Extensive mutagenesis experiments corroborate a structural model for the DNA deaminase domain of APOBEC3G

Abstract

APOBEC3G is a single-strand DNA cytosine deaminase capable of blocking retrovirus and retrotransposon replication. APOBEC3G has two conserved zinc-coordinating motifs but only one is required for catalysis. Here, deletion analyses revealed that the minimal catalytic domain consists of residues 198-384. Size exclusion assays indicated that this protein is monomeric. Many (31/69) alanine substitution derivatives of APOBEC3G198-384 retained significant to full levels of activity. These data corroborated an APOBEC2-based structural model for the catalytic domain of APOBEC3G indicating that most non-essential residues are solvent accessible and most essential residues cluster within the protein core.

Fig. 1

APOBEC3G deletion mutants delineate a minimal active domain. (A) An illustration showing the amino acid boundaries used for deletion constructs. The HXE-X_23–28-CX_2–4C motifs are depicted by open boxes, and the asterisk designates the catalytic domain. (B) Rif^R mutation frequencies of the indicated GST-A3G constructs. Each X represents the mutation frequency of an individual culture (n=8 per construct). The median mutation frequency for cells expressing the vector control, A3G, A3G175-384 and A3G198-384 is indicated. (C) Size exclusion profiles of GST (25 kDa), A3G198-384 (22 kDa) and lysozyme (14 kDa) indicate that A3G198-384 is monomeric.

Fig. 2

Mutator phenotype of 69 APOBEC3G alanine substitution mutants. Histograms showing the relative Rif^R mutation frequencies of cells expressing the vector control (−), A3G198-384 (+) or derivatives with alanine substitutions at the underlined amino acid positions. Each histogram bar reports data from 2–5 independent experiments, except the bars for vector and A3G198-384, which reflect data from 12 (± SEM). The dotted line represents the 3-fold significance threshold that was used to distinguish active and inactive mutant constructs. A3G amino acids 198-200 and 381-384 were not shown. A predicted secondary structure of A3G198-384, based on a pair wise alignment with APOBEC2, is included to facilitate comparisons with Fig. 4.

Fig. 3

GST-A3G198-384 expression data. (A) A representative gel showing the soluble (supernatant) and insoluble (pellet) amounts of GST, GST-A3G198-384 (WT) and 5 mutant derivatives. The S/P ratio of the boxed bands is shown below each lane.
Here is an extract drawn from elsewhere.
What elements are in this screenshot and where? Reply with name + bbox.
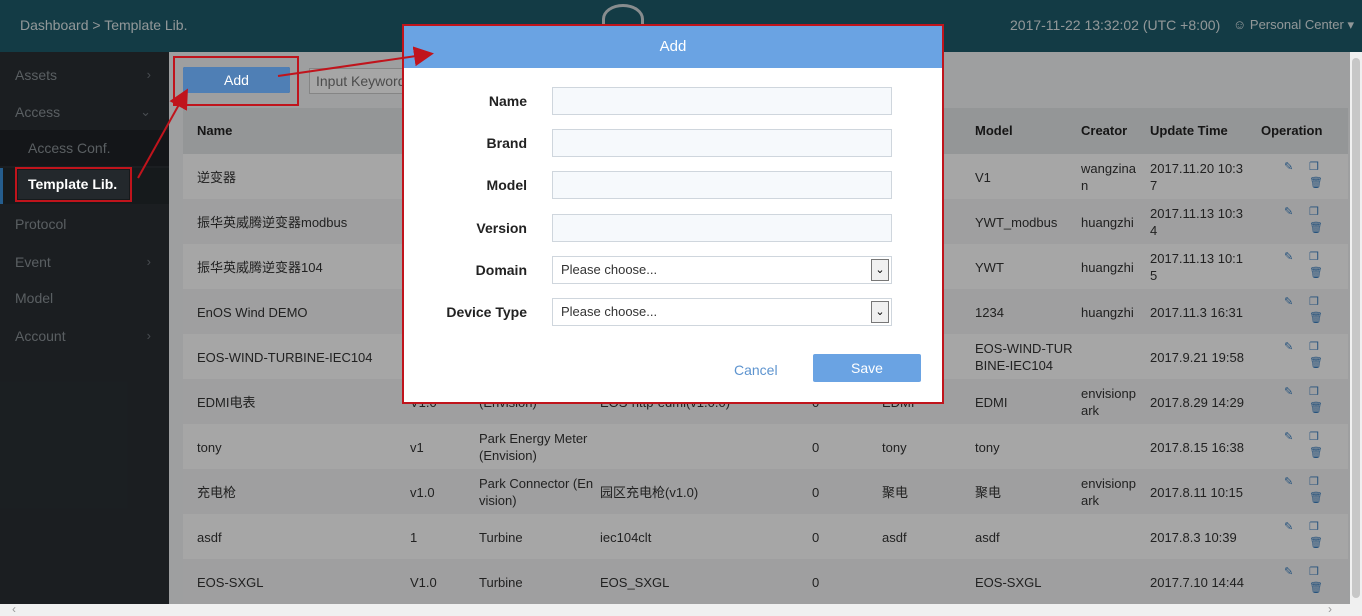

The E. coli protein(s) that migrates indistinguishably from GST-A3G198-384 was present in every sample and it provided a constant (but lower) background signal. (B) Anti-GST (left panel) and anti-A3G (right panel) immunoblots confirm the identities of the bands boxed in Fig. 3A. (C) Mutants with higher, near equivalent or lower S/P values than those of wild type GST-A3G198-384 are listed. Total protein amounts (S+P) were similar for every construct ([A] and data not shown).

Fig. 4

Four views of a model A3G198-384 structure based on human APOBEC2 [16]. The predicted α helices and β sheets correspond with those shown in Fig. 2. Relevant amino acid side chains are depicted in green or red to reflect the activity or inactivity, respectively, of an alanine substitution at that position. The purple amino acid side chains in the top left panel represent the zinc (purple ball)-coordinating histidine (H257 in α1) and cysteine residues (C288 and C291 in α2).